Podemos classificar os Stakeholders em duas grandes categorias:
Stakeholders Internos: Aqueles que estão diretamente envolvidos nas operações diárias da empresa.
Exemplos: Funcionários, gerentes, diretores e, claro, os próprios acionistas.
Stakeholders Externos: Aqueles que, embora não façam parte da estrutura interna da empresa, são impactados por suas atividades ou podem impactá-las.
Exemplos: Clientes, fornecedores, credores, comunidades locais, o governo (e órgãos reguladores), a mídia, o meio ambiente e até mesmo concorrentes.
A compreensão e o engajamento com esses diversos grupos são cruciais não apenas para a reputação, mas também para a sustentabilidade e a legalidade das operações de uma empresa.
Explicações Práticas e Exemplos
De forma prática, considere uma empresa de manufatura envolvida em questão ambiental.

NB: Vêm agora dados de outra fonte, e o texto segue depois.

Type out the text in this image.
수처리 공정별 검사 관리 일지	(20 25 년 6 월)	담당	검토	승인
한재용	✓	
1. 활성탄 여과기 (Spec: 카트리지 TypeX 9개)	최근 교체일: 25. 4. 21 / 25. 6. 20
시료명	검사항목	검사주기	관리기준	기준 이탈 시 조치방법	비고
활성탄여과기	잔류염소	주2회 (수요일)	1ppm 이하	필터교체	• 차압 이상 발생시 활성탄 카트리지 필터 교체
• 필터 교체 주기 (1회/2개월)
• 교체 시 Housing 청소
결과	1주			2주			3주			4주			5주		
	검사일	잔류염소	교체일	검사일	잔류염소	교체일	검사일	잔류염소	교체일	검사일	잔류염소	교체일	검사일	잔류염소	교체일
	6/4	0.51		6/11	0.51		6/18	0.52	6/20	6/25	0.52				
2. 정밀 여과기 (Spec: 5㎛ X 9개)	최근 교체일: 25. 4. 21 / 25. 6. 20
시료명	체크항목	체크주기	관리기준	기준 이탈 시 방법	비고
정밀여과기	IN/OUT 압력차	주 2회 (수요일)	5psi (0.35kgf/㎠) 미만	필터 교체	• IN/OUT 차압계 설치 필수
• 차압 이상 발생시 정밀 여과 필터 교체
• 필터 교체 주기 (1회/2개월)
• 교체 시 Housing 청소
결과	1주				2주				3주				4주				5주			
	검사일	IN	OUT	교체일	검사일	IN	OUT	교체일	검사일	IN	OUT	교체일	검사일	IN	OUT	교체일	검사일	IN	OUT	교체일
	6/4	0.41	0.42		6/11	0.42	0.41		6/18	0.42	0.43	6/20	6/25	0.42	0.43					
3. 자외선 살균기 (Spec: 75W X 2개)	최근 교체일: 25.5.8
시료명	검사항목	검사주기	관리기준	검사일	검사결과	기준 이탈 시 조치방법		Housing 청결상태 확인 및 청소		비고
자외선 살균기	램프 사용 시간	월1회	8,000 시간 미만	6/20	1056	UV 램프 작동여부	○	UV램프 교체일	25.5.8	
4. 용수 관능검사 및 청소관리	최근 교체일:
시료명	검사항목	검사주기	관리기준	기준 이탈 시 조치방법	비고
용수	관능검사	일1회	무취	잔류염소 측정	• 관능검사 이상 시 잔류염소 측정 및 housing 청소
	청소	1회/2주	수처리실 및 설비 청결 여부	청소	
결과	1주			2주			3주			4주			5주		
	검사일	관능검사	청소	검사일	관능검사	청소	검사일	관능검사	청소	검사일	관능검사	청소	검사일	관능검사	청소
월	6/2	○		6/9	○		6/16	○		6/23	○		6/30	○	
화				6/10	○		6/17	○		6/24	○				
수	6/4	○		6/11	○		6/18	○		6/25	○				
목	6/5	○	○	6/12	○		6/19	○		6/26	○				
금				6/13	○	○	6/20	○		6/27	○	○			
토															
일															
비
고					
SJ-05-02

Além dos acionistas (tradicionalmente protegidos pelo direito societário), os impactos negativos sobre a comunidade local, empregados, fornecedores e até consumidores são de relevância jurídica. Assim, eventuais prejuízos ambientais ou trabalhistas podem gerar obrigações perante diferentes stakeholders — não apenas em ações civis, mas também em processos administrativos, trabalhistas e até penais.
Exemplo:
Uma startup que obtém investimento estrangeiro precisa considerar, no seu contrato social, cláusulas que protejam não apenas os interesses de investidores (shareholders), mas também temas de diversidade nos quadros, condições de trabalho adequadas aos empregados e compliance nas relações com fornecedores. Esses cuidados mitigam riscos legais, reputacionais e financeiros, fortalecendo a sustentabilidade do negócio.
Fundamentos Jurídicos: A "Função Social" da Empresa e Outros Pilares:
Historicamente, o Direito Empresarial se concentrava na proteção do capital e dos interesses dos acionistas. No entanto, a evolução legislativa e doutrinária tem expandido essa visão, especialmente no Brasil, sob o pilar da função social da empresa.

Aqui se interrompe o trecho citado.